January soy oil chart
        Brazil’s soybean crop is in the ground and in good shape.  Another 5-6% increase in their soybean acres, coupled with record yield estimates, has the trade looking for a record 2023 soybean crop in Brazil.
        Argentina still hasn’t broken the grip of a major drought that cut its wheat production in half and is now threatening soybean and corn production.  Most analysts have started to trim the corn and soybean production estimates for Argentina because of the drought. 
        Keep in mind that Argentina is typically the world’s third largest exporter of corn — and the world corn situation is very tight.  If this drought isn’t broken by the end of December or early January, significant yield cuts will occur.  The USDA made no changes in its December estimates.
        December’s USDA WASDE (supply and demand) report was a non-event. That is typically the case in December. They made no changes to the U.S. wheat outlook, leaving ending supplies unchanged from the November report at 571 million bushels — the smallest ending supply number since the 2007/08 marketing year.

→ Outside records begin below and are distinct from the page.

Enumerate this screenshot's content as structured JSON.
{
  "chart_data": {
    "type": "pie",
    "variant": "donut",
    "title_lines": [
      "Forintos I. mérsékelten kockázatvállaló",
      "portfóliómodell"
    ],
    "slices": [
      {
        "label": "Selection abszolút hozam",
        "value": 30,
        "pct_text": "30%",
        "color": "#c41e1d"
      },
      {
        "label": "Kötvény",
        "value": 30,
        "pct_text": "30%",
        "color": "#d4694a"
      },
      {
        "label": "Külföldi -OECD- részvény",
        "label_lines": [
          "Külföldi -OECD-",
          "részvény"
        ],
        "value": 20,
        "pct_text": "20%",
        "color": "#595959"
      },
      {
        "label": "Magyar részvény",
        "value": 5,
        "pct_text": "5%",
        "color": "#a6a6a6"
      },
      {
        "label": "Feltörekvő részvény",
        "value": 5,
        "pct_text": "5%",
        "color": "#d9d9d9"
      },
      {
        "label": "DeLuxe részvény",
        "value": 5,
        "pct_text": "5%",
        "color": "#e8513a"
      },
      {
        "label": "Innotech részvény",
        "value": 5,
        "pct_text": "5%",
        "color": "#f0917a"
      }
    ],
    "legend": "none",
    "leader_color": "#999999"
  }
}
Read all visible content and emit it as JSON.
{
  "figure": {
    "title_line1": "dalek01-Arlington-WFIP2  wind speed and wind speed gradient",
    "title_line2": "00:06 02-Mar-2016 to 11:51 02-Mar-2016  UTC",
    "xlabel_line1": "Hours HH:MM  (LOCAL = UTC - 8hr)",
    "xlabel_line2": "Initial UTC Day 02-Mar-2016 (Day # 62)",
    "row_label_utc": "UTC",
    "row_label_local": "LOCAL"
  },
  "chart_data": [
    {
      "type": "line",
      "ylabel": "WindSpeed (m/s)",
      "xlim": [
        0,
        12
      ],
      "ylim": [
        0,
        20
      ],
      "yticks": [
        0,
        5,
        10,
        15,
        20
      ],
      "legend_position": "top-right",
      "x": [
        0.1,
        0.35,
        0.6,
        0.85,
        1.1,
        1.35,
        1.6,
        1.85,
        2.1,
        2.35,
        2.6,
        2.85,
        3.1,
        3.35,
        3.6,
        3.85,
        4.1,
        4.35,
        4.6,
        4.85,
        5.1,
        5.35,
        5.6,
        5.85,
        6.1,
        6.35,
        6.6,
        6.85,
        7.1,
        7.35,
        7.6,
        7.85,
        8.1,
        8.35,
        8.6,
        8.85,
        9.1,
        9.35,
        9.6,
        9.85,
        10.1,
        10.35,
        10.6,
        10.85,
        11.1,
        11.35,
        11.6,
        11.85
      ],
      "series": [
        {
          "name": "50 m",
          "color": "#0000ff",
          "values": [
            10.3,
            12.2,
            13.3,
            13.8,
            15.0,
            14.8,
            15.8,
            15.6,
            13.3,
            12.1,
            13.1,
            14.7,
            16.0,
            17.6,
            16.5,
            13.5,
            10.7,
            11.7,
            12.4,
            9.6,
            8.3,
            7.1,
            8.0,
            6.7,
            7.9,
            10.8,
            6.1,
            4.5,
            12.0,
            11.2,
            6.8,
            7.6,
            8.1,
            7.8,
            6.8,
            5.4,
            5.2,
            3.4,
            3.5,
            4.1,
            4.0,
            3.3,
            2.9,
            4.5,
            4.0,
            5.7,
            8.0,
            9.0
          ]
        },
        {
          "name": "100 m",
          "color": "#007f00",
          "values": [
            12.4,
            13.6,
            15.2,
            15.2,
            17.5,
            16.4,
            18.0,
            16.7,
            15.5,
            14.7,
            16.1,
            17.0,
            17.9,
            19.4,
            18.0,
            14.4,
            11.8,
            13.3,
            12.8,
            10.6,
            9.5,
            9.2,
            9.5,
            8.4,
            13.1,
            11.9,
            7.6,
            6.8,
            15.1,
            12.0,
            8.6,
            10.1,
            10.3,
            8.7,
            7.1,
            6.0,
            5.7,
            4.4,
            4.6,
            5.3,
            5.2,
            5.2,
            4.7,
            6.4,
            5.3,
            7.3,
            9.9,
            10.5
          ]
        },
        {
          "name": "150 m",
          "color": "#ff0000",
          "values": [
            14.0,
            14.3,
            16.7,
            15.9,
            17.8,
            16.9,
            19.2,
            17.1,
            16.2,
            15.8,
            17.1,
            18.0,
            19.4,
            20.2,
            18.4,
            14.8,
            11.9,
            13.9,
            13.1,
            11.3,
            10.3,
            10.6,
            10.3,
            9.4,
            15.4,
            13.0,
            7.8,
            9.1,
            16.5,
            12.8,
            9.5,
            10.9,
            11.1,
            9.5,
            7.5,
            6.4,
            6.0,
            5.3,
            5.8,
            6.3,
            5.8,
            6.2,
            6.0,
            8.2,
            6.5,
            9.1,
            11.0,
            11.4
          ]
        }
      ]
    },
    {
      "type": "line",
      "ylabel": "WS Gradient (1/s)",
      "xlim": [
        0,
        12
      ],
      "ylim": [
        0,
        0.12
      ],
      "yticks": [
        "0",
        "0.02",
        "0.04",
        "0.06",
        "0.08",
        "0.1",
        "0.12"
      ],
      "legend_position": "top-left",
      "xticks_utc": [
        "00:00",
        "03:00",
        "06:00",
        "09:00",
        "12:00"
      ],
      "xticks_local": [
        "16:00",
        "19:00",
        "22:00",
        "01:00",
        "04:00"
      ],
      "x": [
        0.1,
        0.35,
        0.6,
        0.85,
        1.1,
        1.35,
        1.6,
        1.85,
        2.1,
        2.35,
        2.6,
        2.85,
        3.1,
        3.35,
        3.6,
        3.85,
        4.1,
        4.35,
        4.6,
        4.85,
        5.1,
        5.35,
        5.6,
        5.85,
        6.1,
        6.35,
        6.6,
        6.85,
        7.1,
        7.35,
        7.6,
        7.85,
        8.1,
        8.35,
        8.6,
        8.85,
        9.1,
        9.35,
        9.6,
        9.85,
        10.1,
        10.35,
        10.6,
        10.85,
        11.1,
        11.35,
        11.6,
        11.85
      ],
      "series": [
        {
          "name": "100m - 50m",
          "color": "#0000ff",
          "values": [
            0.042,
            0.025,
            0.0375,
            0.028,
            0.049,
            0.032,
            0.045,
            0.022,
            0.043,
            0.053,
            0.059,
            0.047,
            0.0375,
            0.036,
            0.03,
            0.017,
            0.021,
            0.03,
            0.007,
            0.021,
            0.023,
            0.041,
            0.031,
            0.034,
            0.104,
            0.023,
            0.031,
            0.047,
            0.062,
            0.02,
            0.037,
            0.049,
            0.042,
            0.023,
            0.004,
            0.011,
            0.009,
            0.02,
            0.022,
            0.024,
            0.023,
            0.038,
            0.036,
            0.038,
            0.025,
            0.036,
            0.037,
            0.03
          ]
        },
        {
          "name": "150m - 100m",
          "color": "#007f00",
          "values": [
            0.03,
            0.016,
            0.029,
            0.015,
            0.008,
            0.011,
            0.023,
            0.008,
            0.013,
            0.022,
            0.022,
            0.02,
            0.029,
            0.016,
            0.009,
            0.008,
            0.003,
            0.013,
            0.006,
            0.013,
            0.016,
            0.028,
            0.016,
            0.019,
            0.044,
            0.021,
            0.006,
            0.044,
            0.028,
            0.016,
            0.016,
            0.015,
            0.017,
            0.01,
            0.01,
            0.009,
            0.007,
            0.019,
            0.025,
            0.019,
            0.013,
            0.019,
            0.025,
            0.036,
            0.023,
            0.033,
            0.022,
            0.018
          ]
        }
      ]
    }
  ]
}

        USDA reduced its corn export forecast, as expected, and increased ending supplies accordingly.  The pace of corn export sales is well behind last year. Brazil has been a heavy exporter of corn; but Brazil can’t supply all the demand, especially with EU corn imports projected to set a new record because of their drought-reduced 2022 crop.
        U.S. corn ending supplies are now forecast to be 1.257 billion bushels, the second smallest in a decade. 
        The U.S. soybean numbers were also left unchanged from November.  Analysts were looking for a reduction in the export forecast, but that didn’t happen.  China was a significant buyer of U.S. soybeans the first two weeks in December.  The ending supply forecast is 220 million bushels.  That is tight.
        Market volatility should continue until a big crop in South America is assured.
 
        The other market headwinds are also still in place. 
        •  Inflation hasn’t been tamed. 
        •  Interest rates are expected to move higher. 
        •  China’s demand for everything — but especially soybeans — is still a question mark because of their handling of Covid with lockdowns. 
        •  The dollar is still strong.
        The good news is that the Mississippi River seems to be recovering from record low levels, and ocean freight rates have been dropping. The Russia/Ukraine war appears far from over. Disruptions to shipments from Russia or Ukraine will be immediately bullish.                                                                                                                           
                                                                                                                             
           * Mike Krueger founded The Money Farm, and is now a senior analyst with World Perspectives, a Washington, D.C.-based consulting company.  While the information in this article is believed to be reliable, marketing involves risk, and the author and The Sunflower assume no responsibility for its use.